The relative calm spells relief for would-be buyers after the rapid acceleration that priced many locals out of Mitte’s Altbau blocks or Prenzlauer Berg’s carefully restored facades during the pandemic recovery. This changing tide matters now because Berlin’s affordability is increasingly a policy flashpoint, especially as high-profile districts like Friedrichshain-Kreuzberg and Pankow continue to attract both international investors and young families searching for larger spaces and secure tenancy.
Pandemic Hype to Plateau: What’s Changed in Berlin
In 2021, transactions on streets like Linienstraße in Mitte or Helmholtzplatz in Prenzlauer Berg routinely broke records, with freshly modernised flats routinely pushing past €7,500 per sqm. Much of the demand was fuelled by historically low interest rates, remote-working tech workers flocking to the city, and overseas buyers betting on steady gains. At the time, local agencies such as Ziegert Immobilien reported that pre-war units on Kastanienallee were going under offer within days, often triggering bidding wars.
Fast-forward to this summer and the activity looks subdued, if not cautious. A walk through Boxhagener Platz reveals a surge of front-window listings—a visible shift from the high-demand days when properties rarely made it to market before being snapped up. Local notaries say completion times now often stretch to three months or more, versus barely four weeks at the height of 2021’s scramble.
The Numbers Don’t Lie: Berlin in 2026
Data from the Berlin-Brandenburg Statistical Office confirms the trend toward stabilisation. Citywide, transaction volumes dropped 8% year-on-year for the first half of 2026. Median prices in trendy Friedrichshain-Kreuzberg currently average €6,200 per sqm—flatlining since late 2025, after posting an eye-popping 21% gain in the 12 months after March 2020. In Pankow, prices grew just 2% year-on-year, despite continuing demand from both expats and local upgraders. The Mietendeckel (rent cap) remains suspended after the 2021 Constitutional Court ruling, but robust tenant protections continue to restrict speculative buy-to-let activity, especially in marked Milieuschutz areas.
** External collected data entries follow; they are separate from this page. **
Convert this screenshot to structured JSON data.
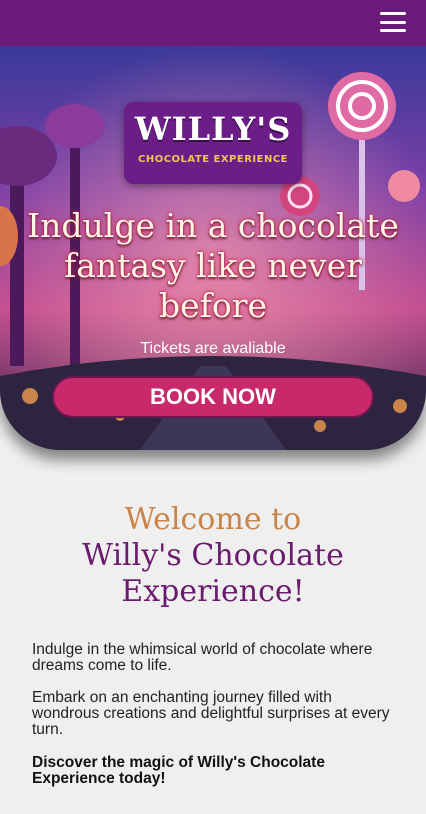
{
  "header": {
    "menu_icon": "hamburger-menu-icon",
    "background_color": "#6a1b7a"
  },
  "hero": {
    "logo_title": "WILLY'S",
    "logo_subtitle": "CHOCOLATE EXPERIENCE",
    "headline": "Indulge in a chocolate fantasy like never before",
    "subtext": "Tickets are avaliable",
    "button_label": "BOOK NOW",
    "button_color": "#c8296a"
  },
  "welcome": {
    "line1": "Welcome to",
    "line2": "Willy's Chocolate Experience!",
    "line1_color": "#c9844a",
    "line2_color": "#6a1b6e"
  },
  "body": {
    "paragraphs": [
      "Indulge in the whimsical world of chocolate where dreams come to life.",
      "Embark on an enchanting journey filled with wondrous creations and delightful surprises at every turn."
    ],
    "closing": "Discover the magic of Willy's Chocolate Experience today!"
  }
}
Amid broader European volatility—ranging from heatwaves impacting southern investment hotspots to nervousness over Russia’s energy crunch—Berlin’s steadiness is attracting private buyers, but putting off some large speculative funds. Lennéstraße agencies report a rise in first-time buyers seeking long-term homes, and shrinking portfolios from international landlords, who see lower returns than in the boom years.
For Berliners wondering when, or if, the breakneck climb will resume, local analysts point to stable financing costs, government plans for new-build projects in areas like Buch and Schöneweide, and ongoing migration as factors shaping the market’s next moves. For now, the frenzy of 2021 feels like a distant memory. Buyers able to act quickly and sellers willing to be flexible on price should watch regional data closely. The days of "anything sells, at any price" in Berlin are firmly over—for now.